Middle East specialists in the audience pricked their ears at the prayer, with some asserting that it was a routine expression of faith, while others saw it as a possible call for the apocalypse by the president of a nation that US officials accuse of making a nuclear bomb.

"You could speculate, if somebody believes that a Promised One will come soon, how that would affect his point of view, but that would just be speculation," said Juan Cole, a professor at the University of Michigan who specializes in the Shi'ite sect. "I don't think it is intrinsically different than American evangelicals or, for that matter, George W. Bush."

[Except that Bush and the Christian Rapturists are SCARY!!!!

After all, the guy with 7,000 nukes is George W. Bush, not Ahmadinejad! ]

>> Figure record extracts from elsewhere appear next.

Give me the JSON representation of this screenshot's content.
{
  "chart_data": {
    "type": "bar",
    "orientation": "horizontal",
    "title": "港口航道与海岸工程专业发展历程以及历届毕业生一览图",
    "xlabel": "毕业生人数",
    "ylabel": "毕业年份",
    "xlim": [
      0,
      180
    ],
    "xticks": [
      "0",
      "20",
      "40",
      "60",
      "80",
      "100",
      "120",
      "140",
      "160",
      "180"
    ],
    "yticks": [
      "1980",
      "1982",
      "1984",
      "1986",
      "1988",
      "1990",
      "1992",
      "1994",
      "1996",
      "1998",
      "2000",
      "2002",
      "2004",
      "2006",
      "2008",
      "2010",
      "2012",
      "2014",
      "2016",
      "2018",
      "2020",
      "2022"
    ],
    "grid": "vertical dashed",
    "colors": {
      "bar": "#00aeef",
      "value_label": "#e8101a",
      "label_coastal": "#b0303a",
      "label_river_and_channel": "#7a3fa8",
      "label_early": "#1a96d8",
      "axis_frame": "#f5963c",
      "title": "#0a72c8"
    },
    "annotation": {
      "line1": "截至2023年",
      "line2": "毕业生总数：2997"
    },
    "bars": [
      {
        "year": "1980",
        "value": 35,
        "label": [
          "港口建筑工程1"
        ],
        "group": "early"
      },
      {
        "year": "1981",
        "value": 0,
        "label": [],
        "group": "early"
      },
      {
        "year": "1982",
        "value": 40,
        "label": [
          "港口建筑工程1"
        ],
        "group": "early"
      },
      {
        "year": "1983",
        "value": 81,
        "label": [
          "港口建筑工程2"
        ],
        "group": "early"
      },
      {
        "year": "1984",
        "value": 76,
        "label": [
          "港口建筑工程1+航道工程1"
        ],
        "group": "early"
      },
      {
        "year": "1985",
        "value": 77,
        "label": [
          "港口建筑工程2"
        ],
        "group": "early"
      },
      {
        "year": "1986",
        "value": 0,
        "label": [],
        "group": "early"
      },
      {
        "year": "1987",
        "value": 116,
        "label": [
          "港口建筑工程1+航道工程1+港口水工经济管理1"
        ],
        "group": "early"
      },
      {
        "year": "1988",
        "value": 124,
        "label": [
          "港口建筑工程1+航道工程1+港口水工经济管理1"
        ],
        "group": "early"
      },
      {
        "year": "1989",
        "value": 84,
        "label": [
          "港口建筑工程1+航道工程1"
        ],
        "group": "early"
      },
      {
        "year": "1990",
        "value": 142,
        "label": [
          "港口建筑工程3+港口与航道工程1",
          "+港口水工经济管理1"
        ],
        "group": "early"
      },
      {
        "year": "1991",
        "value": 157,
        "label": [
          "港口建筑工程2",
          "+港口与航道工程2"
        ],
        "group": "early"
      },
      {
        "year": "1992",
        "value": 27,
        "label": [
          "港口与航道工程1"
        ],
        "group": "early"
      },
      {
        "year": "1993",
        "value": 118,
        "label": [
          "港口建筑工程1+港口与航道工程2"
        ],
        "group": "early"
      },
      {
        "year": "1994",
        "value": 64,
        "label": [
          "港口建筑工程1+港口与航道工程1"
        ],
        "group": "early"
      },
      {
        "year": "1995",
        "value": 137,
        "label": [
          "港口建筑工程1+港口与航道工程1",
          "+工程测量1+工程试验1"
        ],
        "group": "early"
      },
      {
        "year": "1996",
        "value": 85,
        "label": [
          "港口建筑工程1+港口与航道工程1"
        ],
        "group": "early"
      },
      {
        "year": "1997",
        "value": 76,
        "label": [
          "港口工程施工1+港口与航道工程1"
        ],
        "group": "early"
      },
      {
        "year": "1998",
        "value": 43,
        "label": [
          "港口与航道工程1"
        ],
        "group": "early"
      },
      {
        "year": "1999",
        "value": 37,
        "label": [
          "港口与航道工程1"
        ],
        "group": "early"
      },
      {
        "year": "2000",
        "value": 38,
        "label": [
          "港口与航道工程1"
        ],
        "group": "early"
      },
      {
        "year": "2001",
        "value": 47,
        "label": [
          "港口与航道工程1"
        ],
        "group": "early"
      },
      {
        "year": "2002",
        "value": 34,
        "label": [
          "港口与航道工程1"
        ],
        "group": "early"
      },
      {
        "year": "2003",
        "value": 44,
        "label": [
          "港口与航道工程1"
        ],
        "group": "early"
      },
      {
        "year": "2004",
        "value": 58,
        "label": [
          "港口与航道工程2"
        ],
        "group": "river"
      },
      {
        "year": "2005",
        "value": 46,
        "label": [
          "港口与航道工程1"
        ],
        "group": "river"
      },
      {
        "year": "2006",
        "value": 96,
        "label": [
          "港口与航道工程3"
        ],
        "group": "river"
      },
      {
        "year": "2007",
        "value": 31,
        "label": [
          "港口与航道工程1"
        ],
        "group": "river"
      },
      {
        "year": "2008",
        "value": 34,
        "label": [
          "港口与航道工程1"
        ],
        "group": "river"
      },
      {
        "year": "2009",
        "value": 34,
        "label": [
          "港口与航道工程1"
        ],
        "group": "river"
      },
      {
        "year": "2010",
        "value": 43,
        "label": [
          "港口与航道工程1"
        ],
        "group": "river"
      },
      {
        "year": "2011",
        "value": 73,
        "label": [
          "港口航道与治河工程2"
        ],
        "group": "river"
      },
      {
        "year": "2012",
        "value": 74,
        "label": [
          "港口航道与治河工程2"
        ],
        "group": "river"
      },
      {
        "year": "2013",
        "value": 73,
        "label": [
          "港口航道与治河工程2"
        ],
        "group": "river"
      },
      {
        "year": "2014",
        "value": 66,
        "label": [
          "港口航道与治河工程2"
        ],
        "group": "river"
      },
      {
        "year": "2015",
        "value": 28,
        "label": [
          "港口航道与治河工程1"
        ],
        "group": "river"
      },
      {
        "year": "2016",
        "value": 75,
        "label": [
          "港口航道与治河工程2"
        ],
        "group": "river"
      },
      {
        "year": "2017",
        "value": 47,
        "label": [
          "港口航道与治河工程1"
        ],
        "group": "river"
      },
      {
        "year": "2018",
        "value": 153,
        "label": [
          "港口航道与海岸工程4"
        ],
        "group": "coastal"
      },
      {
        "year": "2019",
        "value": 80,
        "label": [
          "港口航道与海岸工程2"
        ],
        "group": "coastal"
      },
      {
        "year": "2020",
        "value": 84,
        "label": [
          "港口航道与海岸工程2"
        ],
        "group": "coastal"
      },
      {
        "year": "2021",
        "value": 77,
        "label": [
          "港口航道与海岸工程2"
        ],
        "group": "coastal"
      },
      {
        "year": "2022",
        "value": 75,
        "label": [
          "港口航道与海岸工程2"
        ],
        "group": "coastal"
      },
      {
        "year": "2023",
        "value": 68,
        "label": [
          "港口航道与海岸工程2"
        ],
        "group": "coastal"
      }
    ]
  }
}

Despite all the media blitz about Ahmadinejad, critical questions remained after he left: Do Americans suffer from misunderstandings about Iran - as Ahmadinejad insisted? Or do Americans understand Iran's intentions only too well?

[Stoo-pid fuck Amurkns don't understand shit!]


Barney Rubin, a New York University professor who also attended the dinner hosted by Ahmadinejad, said he felt that, despite the unprecedented access to the Iranian president this year, most people will continue to see what they want to see: either a man from a misunderstood country who can be reasoned with, or an evil dictator who must be confronted.

[Because he has done what? Said some bad words that were mistranslated?]

Rubin said Ahmadinejad probably accomplished his main mission here - to get attention for his views.

"He's a celebrity," Rubin said. "This is great for him."

[I think it was great for everybody! The man was humanized!

He's not the demon the Zionist press says he is!